# Have you finished theorising? GREECE are the daddy.



## Kento (Sep 1, 2006)

*Have you finished theorising? Team GREECE is the daddy.*

Over the past few days i've listened to all your reasons why Greece couldn't do what they 've just done.

Good luck in your Bronze medal match.


----------



## Jordan VS WHO!! (Jun 25, 2004)

USA: Ju b33n own3d!!


Now the question is, what does the US have to do to win the 3rd place game. I say fire the coach. The US should have been playing big the whole time, and not with the outside game with 5 guards.


----------



## Darman (Jun 29, 2006)

Jordan VS WHO!! said:


> w the question is, what does the US have to do to win the 3rd place game. I say fire the coach. The US should have been playing big the whole time, and not with the outside game with 5 guards.


Don't blame the coach, you missed the players.

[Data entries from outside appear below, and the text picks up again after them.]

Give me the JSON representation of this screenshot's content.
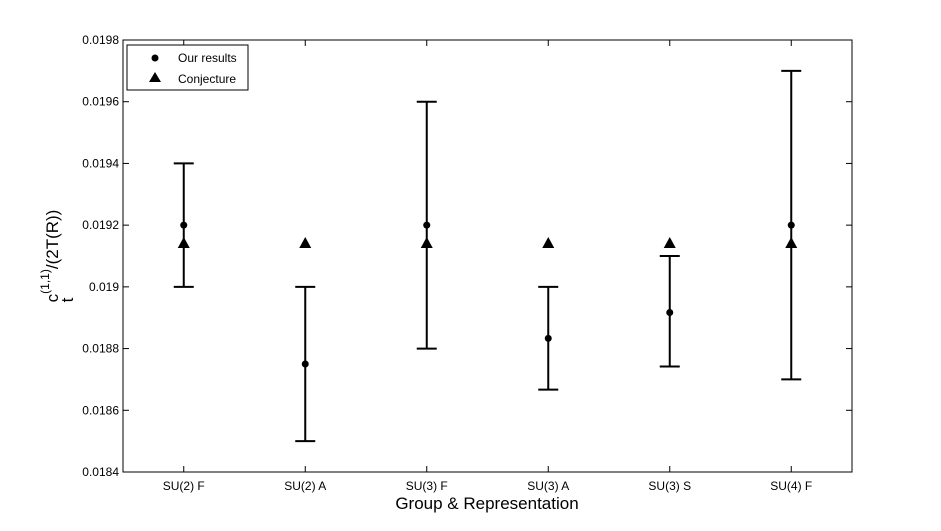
{
  "chart_data": {
    "type": "scatter",
    "title": "",
    "xlabel": "Group & Representation",
    "ylabel_main": "c",
    "ylabel_sup": "(1,1)",
    "ylabel_sub": "t",
    "ylabel_rest": "/(2T(R))",
    "categories": [
      "SU(2) F",
      "SU(2) A",
      "SU(3) F",
      "SU(3) A",
      "SU(3) S",
      "SU(4) F"
    ],
    "ylim": [
      0.0184,
      0.0198
    ],
    "yticks": [
      0.0184,
      0.0186,
      0.0188,
      0.019,
      0.0192,
      0.0194,
      0.0196,
      0.0198
    ],
    "ytick_labels": [
      "0.0184",
      "0.0186",
      "0.0188",
      "0.019",
      "0.0192",
      "0.0194",
      "0.0196",
      "0.0198"
    ],
    "grid": false,
    "legend_position": "top-left",
    "series": [
      {
        "name": "Our results",
        "marker": "circle",
        "values": [
          0.0192,
          0.01875,
          0.0192,
          0.018833,
          0.018917,
          0.0192
        ],
        "err_low": [
          0.019,
          0.0185,
          0.0188,
          0.018667,
          0.018742,
          0.0187
        ],
        "err_high": [
          0.0194,
          0.019,
          0.0196,
          0.019,
          0.0191,
          0.0197
        ]
      },
      {
        "name": "Conjecture",
        "marker": "triangle",
        "values": [
          0.019142,
          0.019142,
          0.019142,
          0.019142,
          0.019142,
          0.019142
        ]
      }
    ]
  }
}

Mine is a provocation: leave the NBA players and make a team with Americans who play in Europe.


----------



## SianTao (Jul 11, 2005)

Darman said:


> Mine is a provocation: leave the NBA players and make a team with Americans who play in Europe.


Well, maybe not whole team, but adding some players who have experience and success playing under international rules would be a good idea. It's just that it doesn't go well with the marketting policy.
Though, Anthony Parker will be playing in the NBA since the next season, so he should qualify.


----------



## Sad Mafioso (Nov 7, 2004)

When USA beat Greece by 66 points Scottie Pippen said fairly."Greeks have to learn 66 things more things about basketball."

Mr Pippen we learned but now its your turn to learn 6 

Translation: OWNED


----------



## bbasok (Oct 30, 2005)

^:rofl:


----------



## Real (Aug 3, 2005)

No baiting.


----------